Regardless of this model we also noted that one wavenumber in IR spectra of analyzed sera is also useful in samples differentiation. The average values of wavenumber 1424 cm−1 (W3 region) differ significantly (p < 0.0001, t-test) in RA patients and control group. For this value distribution in both groups was normal (p = 0.58 for RA patients and p = 0.35 for blood donors) based on Shapiro–Wilk test.

Differentiating between RA patients and control group was created by following rule: if the value of the first derivative of 1424 cm−1 is <0.013115, then the person is RA patient; otherwise person does not suffer from RA.

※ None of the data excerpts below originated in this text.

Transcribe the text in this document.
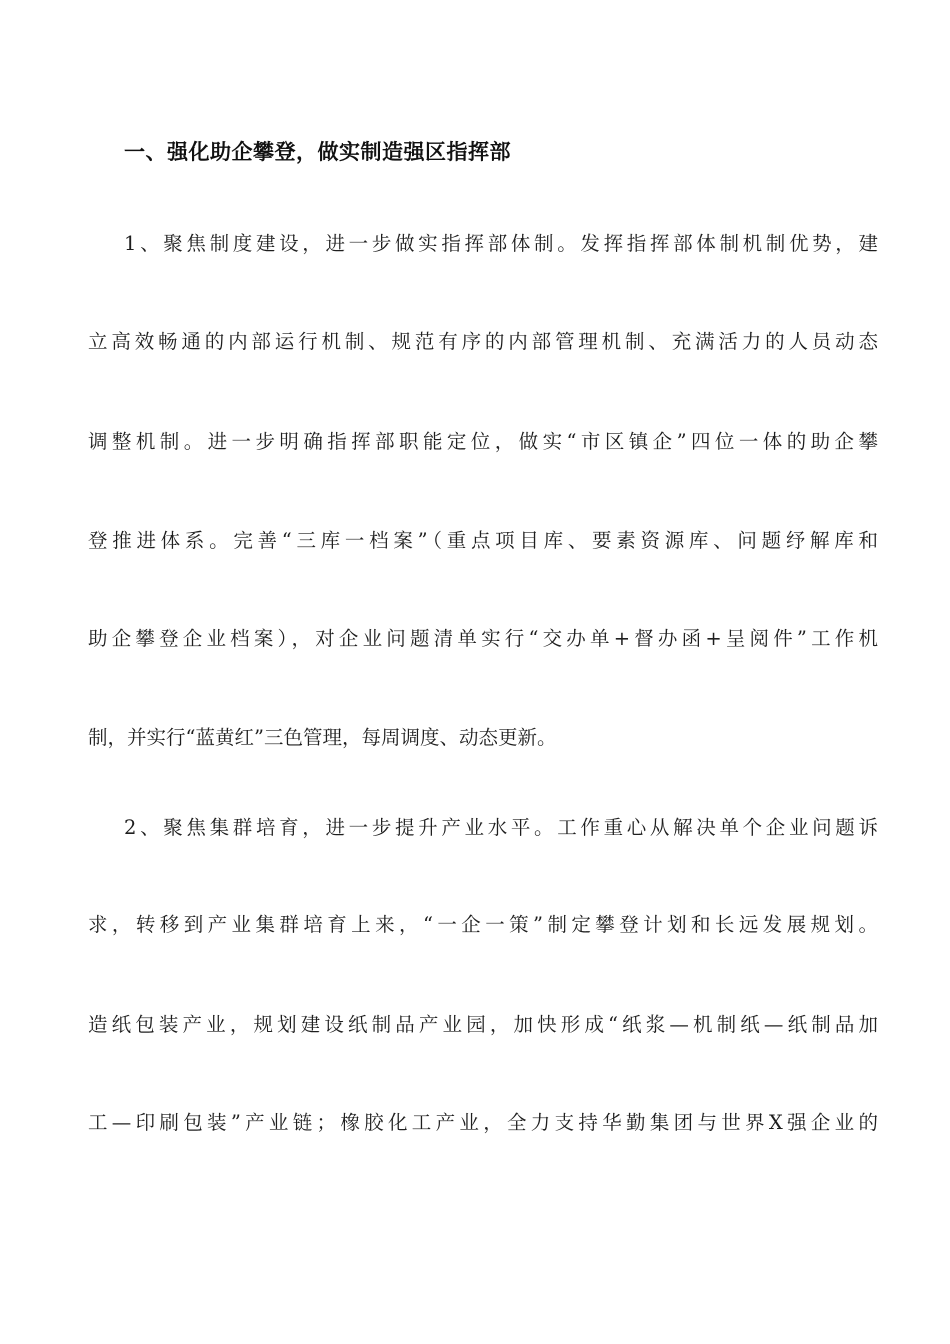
一、强化助企攀登，做实制造强区指挥部
1、聚焦制度建设，进一步做实指挥部体制。发挥指挥部体制机制优势，建
立高效畅通的内部运行机制、规范有序的内部管理机制、充满活力的人员动态
调整机制。进一步明确指挥部职能定位，做实“市区镇企”四位一体的助企攀
登推进体系。完善“三库一档案”（重点项目库、要素资源库、问题纾解库和
助企攀登企业档案），对企业问题清单实行“交办单+督办函+呈阅件”工作机
制，并实行“蓝黄红”三色管理，每周调度、动态更新。
2、聚焦集群培育，进一步提升产业水平。工作重心从解决单个企业问题诉
求，转移到产业集群培育上来，“一企一策”制定攀登计划和长远发展规划。
造纸包装产业，规划建设纸制品产业园，加快形成“纸浆—机制纸—纸制品加
工—印刷包装”产业链；橡胶化工产业，全力支持华勤集团与世界X强企业的
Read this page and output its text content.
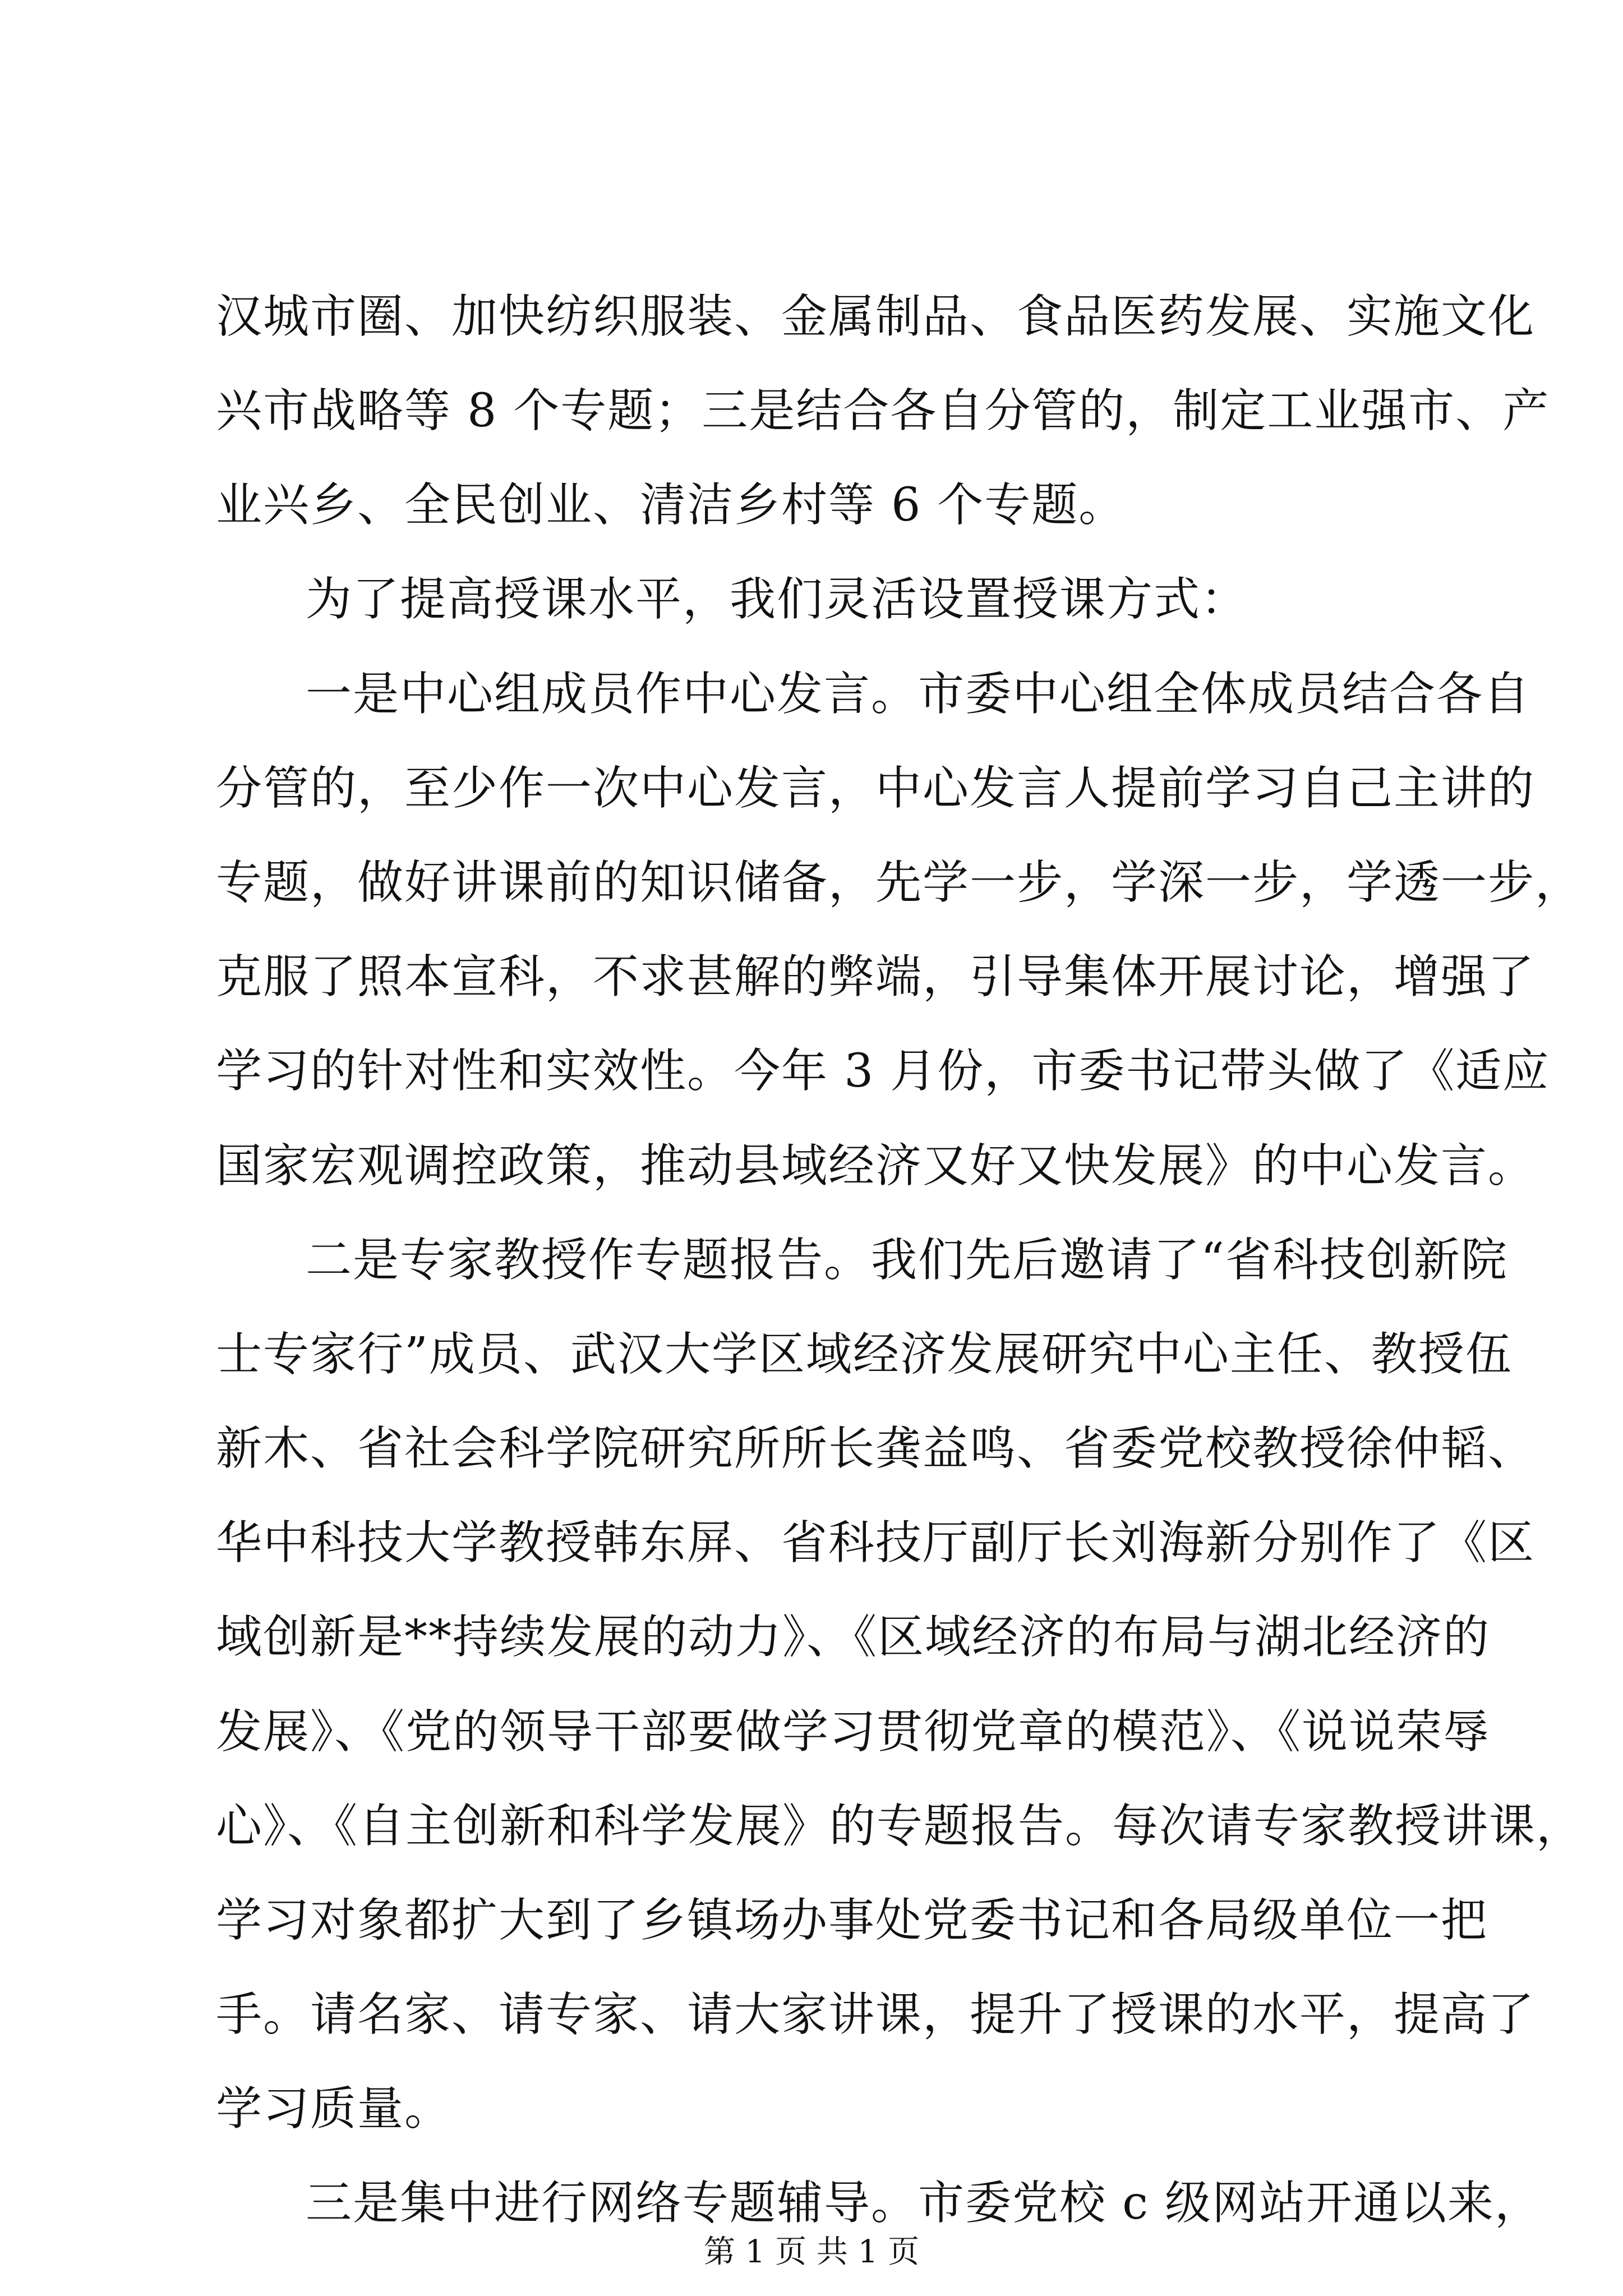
汉城市圈、加快纺织服装、金属制品、食品医药发展、实施文化
兴市战略等 8 个专题；三是结合各自分管的，制定工业强市、产
业兴乡、全民创业、清洁乡村等 6 个专题。
为了提高授课水平，我们灵活设置授课方式：
一是中心组成员作中心发言。市委中心组全体成员结合各自
分管的，至少作一次中心发言，中心发言人提前学习自己主讲的
专题，做好讲课前的知识储备，先学一步，学深一步，学透一步，
克服了照本宣科，不求甚解的弊端，引导集体开展讨论，增强了
学习的针对性和实效性。今年 3 月份，市委书记带头做了《适应
国家宏观调控政策，推动县域经济又好又快发展》的中心发言。
二是专家教授作专题报告。我们先后邀请了“省科技创新院
士专家行”成员、武汉大学区域经济发展研究中心主任、教授伍
新木、省社会科学院研究所所长龚益鸣、省委党校教授徐仲韬、
华中科技大学教授韩东屏、省科技厅副厅长刘海新分别作了《区
域创新是**持续发展的动力》、《区域经济的布局与湖北经济的
发展》、《党的领导干部要做学习贯彻党章的模范》、《说说荣辱
心》、《自主创新和科学发展》的专题报告。每次请专家教授讲课，
学习对象都扩大到了乡镇场办事处党委书记和各局级单位一把
手。请名家、请专家、请大家讲课，提升了授课的水平，提高了
学习质量。
三是集中进行网络专题辅导。市委党校 c 级网站开通以来，
第 1 页 共 1 页
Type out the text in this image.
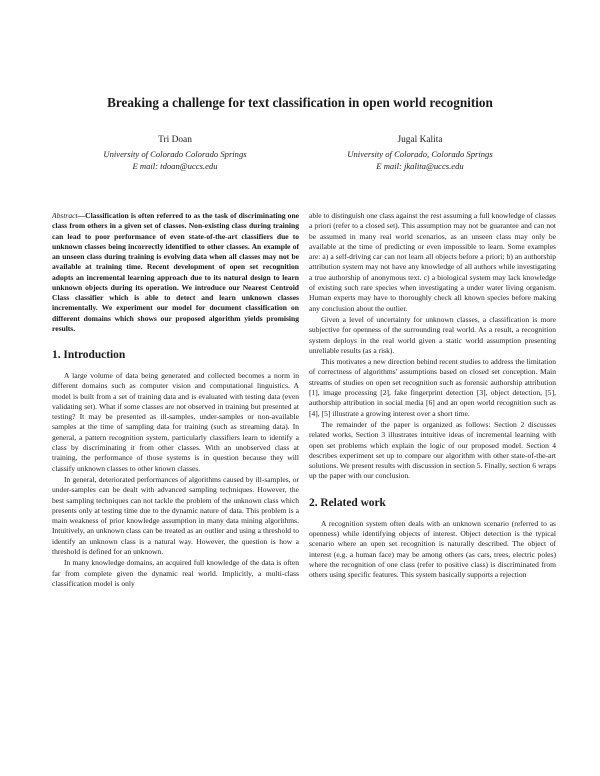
Breaking a challenge for text classification in open world recognition
Tri Doan
University of Colorado Colorado Springs
E mail: tdoan@uccs.edu
Jugal Kalita
University of Colorado, Colorado Springs
E mail: jkalita@uccs.edu

Abstract—Classification is often referred to as the task of discriminating one class from others in a given set of classes. Non-existing class during training can lead to poor performance of even state-of-the-art classifiers due to unknown classes being incorrectly identified to other classes. An example of an unseen class during training is evolving data when all classes may not be available at training time. Recent development of open set recognition adopts an incremental learning approach due to its natural design to learn unknown objects during its operation. We introduce our Nearest Centroid Class classifier which is able to detect and learn unknown classes incrementally. We experiment our model for document classification on different domains which shows our proposed algorithm yields promising results.

1. Introduction

A large volume of data being generated and collected becomes a norm in different domains such as computer vision and computational linguistics. A model is built from a set of training data and is evaluated with testing data (even validating set). What if some classes are not observed in training but presented at testing? It may be presented as ill-samples, under-samples or non-available samples at the time of sampling data for training (such as streaming data). In general, a pattern recognition system, particularly classifiers learn to identify a class by discriminating it from other classes. With an unobserved class at training, the performance of those systems is in question because they will classify unknown classes to other known classes.

In general, deteriorated performances of algorithms caused by ill-samples, or under-samples can be dealt with advanced sampling techniques. However, the best sampling techniques can not tackle the problem of the unknown class which presents only at testing time due to the dynamic nature of data. This problem is a main weakness of prior knowledge assumption in many data mining algorithms. Intuitively, an unknown class can be treated as an outlier and using a threshold to identify an unknown class is a natural way. However, the question is how a threshold is defined for an unknown.

In many knowledge domains, an acquired full knowledge of the data is often far from complete given the dynamic real world. Implicitly, a multi-class classification model is only

able to distinguish one class against the rest assuming a full knowledge of classes a priori (refer to a closed set). This assumption may not be guarantee and can not be assumed in many real world scenarios, as an unseen class may only be available at the time of predicting or even impossible to learn. Some examples are: a) a self-driving car can not learn all objects before a priori; b) an authorship attribution system may not have any knowledge of all authors while investigating a true authorship of anonymous text. c) a biological system may lack knowledge of existing such rare species when investigating a under water living organism. Human experts may have to thoroughly check all known species before making any conclusion about the outlier.

Given a level of uncertainty for unknown classes, a classification is more subjective for openness of the surrounding real world. As a result, a recognition system deploys in the real world given a static world assumption presenting unreliable results (as a risk).

This motivates a new direction behind recent studies to address the limitation of correctness of algorithms' assumptions based on closed set conception. Main streams of studies on open set recognition such as forensic authorship attribution [1], image processing [2], fake fingerprint detection [3], object detection, [5], authorship attribution in social media [6] and an open world recognition such as [4], [5] illustrate a growing interest over a short time.

The remainder of the paper is organized as follows: Section 2 discusses related works, Section 3 illustrates intuitive ideas of incremental learning with open set problems which explain the logic of our proposed model. Section 4 describes experiment set up to compare our algorithm with other state-of-the-art solutions. We present results with discussion in section 5. Finally, section 6 wraps up the paper with our conclusion.

2. Related work

A recognition system often deals with an unknown scenario (referred to as openness) while identifying objects of interest. Object detection is the typical scenario where an open set recognition is naturally described. The object of interest (e.g. a human face) may be among others (as cars, trees, electric poles) where the recognition of one class (refer to positive class) is discriminated from others using specific features. This system basically supports a rejection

Value 1424 cm−1 comprise in mixed region W3 carrying peaks of proteins, phosphate molecules and fatty acid. It was shown that this wavenumber is connected with H–C–H and O–C–H in-plane bending vibration characteristic for proteins (especially for two amino acids: proline and tryptophan) [16, 17]. Proline is one of amino acid which occurs in collagen type I and hydroxyproline is a marker of bone collagen degradation [18]. On the other hand, increased level of tryptophan was noted for RA patients [19]. However, using only one wavenumber for differentiating of sera samples is discussing. In such cases there is a risk of loose of efficacy when investigated group is changed. Much more proper seems to be model taking into account a whole IR spectrum range (W1–W5).

Conclusion

RA is one of the most common systemic diseases leading to joint deformation and increased mortality. It concerns up to 1 % of world population, mostly women. Early and precise diagnosis of RA is crucial. However, diagnostic tests are still insufficient (conventional disease markers are present also in healthy population or are not specific only for RA) [14].

In this work we used ATR-FTIR technique to differentiate human sera of RA patients and non-RA blood donors. Our results show, that FTIR spectroscopy may be promising tool in RA investigation. It may serve as a fast, low cost and sensitive sera discriminatory method or as a prognostic test.